In today's data-driven world, extracting information from websites has become an essential skill for data analysts, researchers, and developers. Web scraping, the process of automating the extraction of data from websites, provides a valuable means to gather structured information for various purposes, including data analysis, research, and business intelligence. Beautiful Soup, a Python library, is a powerful tool that simplifies the process of web scraping by allowing users to parse and navigate HTML and XML documents effortlessly.
In this article we will embark on a journey to harness the power of Beautiful Soup, to scrape IMDb's Top Movies.

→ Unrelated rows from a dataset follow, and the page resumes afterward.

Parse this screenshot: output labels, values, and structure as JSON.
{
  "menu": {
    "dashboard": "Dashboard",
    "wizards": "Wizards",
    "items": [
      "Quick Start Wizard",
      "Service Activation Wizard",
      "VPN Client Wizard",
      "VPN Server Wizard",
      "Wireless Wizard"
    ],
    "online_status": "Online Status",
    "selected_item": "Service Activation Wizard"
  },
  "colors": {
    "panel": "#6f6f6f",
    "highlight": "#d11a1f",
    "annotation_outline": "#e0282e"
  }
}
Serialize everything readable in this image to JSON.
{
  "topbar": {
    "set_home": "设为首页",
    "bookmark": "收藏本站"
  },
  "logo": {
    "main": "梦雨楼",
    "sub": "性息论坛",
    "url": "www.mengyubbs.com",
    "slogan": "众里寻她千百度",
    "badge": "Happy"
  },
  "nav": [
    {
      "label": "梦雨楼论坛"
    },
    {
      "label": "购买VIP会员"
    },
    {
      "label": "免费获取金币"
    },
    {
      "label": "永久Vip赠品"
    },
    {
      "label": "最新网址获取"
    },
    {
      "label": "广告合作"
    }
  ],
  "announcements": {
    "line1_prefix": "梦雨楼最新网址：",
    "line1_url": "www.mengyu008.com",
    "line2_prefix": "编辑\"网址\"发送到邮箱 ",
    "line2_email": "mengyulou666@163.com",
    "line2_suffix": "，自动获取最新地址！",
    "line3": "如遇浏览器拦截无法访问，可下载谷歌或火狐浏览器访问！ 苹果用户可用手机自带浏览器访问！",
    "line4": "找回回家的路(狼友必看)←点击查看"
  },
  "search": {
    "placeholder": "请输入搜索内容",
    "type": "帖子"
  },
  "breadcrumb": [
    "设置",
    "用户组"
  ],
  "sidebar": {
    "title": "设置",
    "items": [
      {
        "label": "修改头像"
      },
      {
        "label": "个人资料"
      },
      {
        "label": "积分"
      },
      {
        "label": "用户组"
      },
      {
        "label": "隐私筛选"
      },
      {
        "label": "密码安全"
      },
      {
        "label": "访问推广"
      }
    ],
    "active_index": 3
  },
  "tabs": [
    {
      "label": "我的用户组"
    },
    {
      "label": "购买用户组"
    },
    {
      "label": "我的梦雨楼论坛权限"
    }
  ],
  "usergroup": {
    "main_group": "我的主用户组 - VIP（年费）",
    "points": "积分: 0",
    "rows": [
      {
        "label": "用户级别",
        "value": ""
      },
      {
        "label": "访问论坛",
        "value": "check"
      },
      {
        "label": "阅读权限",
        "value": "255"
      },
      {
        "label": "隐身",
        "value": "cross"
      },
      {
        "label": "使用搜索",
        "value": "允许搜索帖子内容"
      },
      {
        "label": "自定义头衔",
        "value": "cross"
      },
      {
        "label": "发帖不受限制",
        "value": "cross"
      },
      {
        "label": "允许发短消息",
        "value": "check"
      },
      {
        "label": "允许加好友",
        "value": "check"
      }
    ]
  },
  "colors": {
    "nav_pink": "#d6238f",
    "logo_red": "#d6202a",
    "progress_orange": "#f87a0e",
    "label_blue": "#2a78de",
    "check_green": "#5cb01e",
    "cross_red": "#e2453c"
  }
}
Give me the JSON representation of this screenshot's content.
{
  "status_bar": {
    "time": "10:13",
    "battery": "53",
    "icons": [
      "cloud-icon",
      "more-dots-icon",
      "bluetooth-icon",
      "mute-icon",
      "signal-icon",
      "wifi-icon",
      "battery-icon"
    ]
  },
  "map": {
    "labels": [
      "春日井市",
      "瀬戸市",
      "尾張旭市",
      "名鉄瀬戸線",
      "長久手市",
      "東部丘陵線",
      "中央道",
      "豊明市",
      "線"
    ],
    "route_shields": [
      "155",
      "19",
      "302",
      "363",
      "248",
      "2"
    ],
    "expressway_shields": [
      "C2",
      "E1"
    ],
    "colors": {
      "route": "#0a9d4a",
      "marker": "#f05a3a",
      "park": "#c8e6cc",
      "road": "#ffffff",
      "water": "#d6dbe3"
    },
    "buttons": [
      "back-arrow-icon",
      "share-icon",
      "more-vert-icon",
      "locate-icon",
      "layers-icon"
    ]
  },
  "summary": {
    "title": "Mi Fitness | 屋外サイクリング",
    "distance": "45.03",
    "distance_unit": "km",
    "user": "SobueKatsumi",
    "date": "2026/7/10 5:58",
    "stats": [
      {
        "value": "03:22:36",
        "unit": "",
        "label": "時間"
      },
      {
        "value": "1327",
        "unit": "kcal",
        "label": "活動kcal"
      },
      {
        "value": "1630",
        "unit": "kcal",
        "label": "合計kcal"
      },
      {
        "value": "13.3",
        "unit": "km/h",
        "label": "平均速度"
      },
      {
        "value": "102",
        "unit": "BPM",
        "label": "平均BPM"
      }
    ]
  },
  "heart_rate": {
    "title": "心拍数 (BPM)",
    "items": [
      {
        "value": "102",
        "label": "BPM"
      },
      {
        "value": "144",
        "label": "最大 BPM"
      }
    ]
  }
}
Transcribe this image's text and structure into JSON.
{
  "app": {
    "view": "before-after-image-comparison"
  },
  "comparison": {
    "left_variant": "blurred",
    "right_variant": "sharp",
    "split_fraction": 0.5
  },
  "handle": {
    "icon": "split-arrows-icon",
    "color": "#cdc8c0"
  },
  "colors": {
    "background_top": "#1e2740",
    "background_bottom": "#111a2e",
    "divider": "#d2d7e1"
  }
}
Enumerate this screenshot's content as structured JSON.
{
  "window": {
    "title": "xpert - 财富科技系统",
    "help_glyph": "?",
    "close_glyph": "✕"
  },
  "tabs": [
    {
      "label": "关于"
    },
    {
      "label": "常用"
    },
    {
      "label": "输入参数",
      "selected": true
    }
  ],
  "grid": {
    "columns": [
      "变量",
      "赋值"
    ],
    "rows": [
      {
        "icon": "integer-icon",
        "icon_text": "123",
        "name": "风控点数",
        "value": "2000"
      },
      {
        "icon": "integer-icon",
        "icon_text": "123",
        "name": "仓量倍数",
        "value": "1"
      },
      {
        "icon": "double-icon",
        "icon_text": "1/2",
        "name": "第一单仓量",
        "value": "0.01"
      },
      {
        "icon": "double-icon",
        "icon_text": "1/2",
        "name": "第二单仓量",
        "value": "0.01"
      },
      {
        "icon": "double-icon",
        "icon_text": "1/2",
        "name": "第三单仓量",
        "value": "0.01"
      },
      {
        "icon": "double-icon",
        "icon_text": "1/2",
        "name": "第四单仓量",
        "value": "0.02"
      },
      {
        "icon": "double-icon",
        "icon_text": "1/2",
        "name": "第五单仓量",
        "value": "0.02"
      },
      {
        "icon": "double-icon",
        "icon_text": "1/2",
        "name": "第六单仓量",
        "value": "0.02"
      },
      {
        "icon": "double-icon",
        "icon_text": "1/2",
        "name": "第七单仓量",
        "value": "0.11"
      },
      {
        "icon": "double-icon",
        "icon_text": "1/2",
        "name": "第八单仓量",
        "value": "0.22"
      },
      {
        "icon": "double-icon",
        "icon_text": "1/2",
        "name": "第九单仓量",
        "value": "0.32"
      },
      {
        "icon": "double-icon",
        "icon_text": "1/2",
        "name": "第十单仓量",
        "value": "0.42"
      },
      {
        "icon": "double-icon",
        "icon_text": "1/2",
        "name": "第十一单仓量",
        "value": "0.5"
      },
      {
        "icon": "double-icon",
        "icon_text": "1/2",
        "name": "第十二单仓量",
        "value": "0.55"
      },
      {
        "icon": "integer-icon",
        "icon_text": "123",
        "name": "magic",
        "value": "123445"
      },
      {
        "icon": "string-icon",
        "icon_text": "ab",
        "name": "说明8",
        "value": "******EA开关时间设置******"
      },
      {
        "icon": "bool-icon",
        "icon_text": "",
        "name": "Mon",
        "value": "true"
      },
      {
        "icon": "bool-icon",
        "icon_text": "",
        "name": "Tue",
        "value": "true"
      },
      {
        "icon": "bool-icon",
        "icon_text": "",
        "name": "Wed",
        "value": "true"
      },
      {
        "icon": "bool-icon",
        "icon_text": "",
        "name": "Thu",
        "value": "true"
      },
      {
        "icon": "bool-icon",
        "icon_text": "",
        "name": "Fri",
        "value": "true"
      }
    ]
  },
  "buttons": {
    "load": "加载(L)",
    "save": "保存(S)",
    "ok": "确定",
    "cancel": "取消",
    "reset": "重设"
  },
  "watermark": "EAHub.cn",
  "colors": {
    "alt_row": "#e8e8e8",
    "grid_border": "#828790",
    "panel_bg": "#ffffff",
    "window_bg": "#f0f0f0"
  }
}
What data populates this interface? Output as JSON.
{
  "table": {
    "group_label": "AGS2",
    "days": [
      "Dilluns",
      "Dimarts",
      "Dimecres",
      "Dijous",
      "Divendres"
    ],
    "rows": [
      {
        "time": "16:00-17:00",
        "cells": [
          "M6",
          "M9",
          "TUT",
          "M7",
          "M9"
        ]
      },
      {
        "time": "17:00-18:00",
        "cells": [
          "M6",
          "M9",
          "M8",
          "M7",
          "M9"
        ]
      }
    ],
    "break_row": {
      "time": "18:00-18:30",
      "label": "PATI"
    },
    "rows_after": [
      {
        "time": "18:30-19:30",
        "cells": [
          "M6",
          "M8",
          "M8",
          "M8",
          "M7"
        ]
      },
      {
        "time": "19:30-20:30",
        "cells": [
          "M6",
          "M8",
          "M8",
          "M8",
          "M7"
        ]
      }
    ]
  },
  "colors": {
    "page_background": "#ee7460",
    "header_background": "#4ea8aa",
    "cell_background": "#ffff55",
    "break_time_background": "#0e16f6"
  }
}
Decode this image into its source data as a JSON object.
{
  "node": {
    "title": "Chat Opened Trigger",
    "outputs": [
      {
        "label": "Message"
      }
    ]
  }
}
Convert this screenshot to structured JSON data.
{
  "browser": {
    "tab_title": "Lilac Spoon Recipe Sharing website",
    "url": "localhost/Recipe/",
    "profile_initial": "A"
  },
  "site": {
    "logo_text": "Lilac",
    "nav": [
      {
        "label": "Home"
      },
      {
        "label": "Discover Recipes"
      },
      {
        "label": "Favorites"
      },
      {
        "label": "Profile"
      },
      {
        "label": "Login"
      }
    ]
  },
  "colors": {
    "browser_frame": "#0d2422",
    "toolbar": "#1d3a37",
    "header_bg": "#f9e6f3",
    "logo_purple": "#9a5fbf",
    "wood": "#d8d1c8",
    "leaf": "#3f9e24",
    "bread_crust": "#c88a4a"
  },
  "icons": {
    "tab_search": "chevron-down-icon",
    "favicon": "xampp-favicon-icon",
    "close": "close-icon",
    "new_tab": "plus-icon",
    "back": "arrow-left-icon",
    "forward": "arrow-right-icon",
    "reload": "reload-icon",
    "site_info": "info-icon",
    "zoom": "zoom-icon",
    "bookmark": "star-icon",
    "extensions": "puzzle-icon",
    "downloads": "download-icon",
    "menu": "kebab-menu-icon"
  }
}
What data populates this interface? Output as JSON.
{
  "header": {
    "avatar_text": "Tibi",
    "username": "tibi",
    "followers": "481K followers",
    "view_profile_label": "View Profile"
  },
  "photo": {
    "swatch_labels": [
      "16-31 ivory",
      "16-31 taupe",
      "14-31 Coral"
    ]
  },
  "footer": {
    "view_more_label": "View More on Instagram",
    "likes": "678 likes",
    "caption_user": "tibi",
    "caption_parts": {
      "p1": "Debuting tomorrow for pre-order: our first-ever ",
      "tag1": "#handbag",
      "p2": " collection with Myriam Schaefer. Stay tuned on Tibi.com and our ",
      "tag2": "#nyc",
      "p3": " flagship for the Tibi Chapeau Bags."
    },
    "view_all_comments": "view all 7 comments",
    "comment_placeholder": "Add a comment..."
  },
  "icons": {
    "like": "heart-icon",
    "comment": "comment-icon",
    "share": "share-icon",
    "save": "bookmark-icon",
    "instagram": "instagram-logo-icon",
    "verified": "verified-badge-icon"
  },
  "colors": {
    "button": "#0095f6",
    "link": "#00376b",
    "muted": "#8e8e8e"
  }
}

We will walk you through the steps of fetching the IMDb website, parsing the HTML content, and extracting essential movie details such as titles, ratings, and cast information.
You can watch the video-based tutorial with step by step explanation down below.
Import Modules
from bs4 import BeautifulSoup
import requests
import pandas as pd
BeautifulSoup - used for web scraping and parsing HTML and XML documents.
requests - used for making HTTP requests to web servers.
pandas - used for data manipulation and analysis.
Request page source from URL
We will request the page content. First we will define the URL from where we will have to request the content.
url = "https://www.imdb.com/chart/top/"
It creates a variable called url and stores the web address "https://www.imdb.com/chart/top/" as its value.
This URL points to IMDb's Top 250 Movies page.
Next let us define the headers.
HEADERS = {'User-Agent': 'Mozilla/5.0 (iPad; CPU OS 12_2 like Mac OS X) AppleWebKit/605.1.15 (KHTML, like Gecko) Mobile/15E148'}
The HEADERS dictionary contains an HTTP header known as the "User-Agent" header. In web scraping, setting a User-Agent header can be important because it informs the web server about the client making the request.
'User-Agent': This is the name of the HTTP header.
'Mozilla/5.0': This part is a common identifier and indicates that the user agent is compatible with Mozilla browsers. It's often used to avoid websites from blocking requests from bots or non-browser clients.
'(iPad; CPU OS 12_2 like Mac OS X)': This simulates the user agent of an iPad running iOS 12.2.
'AppleWebKit/605.1.15': This part refers to the browser rendering engine, which is WebKit in this case.
'(KHTML, like Gecko)': It indicates compatibility with KHTML (an open-source layout engine) and Gecko (the layout engine used by Mozilla Firefox).
'Mobile/15E148': This suggests that the user agent is for a mobile device, and "15E148" is a specific identifier for the device.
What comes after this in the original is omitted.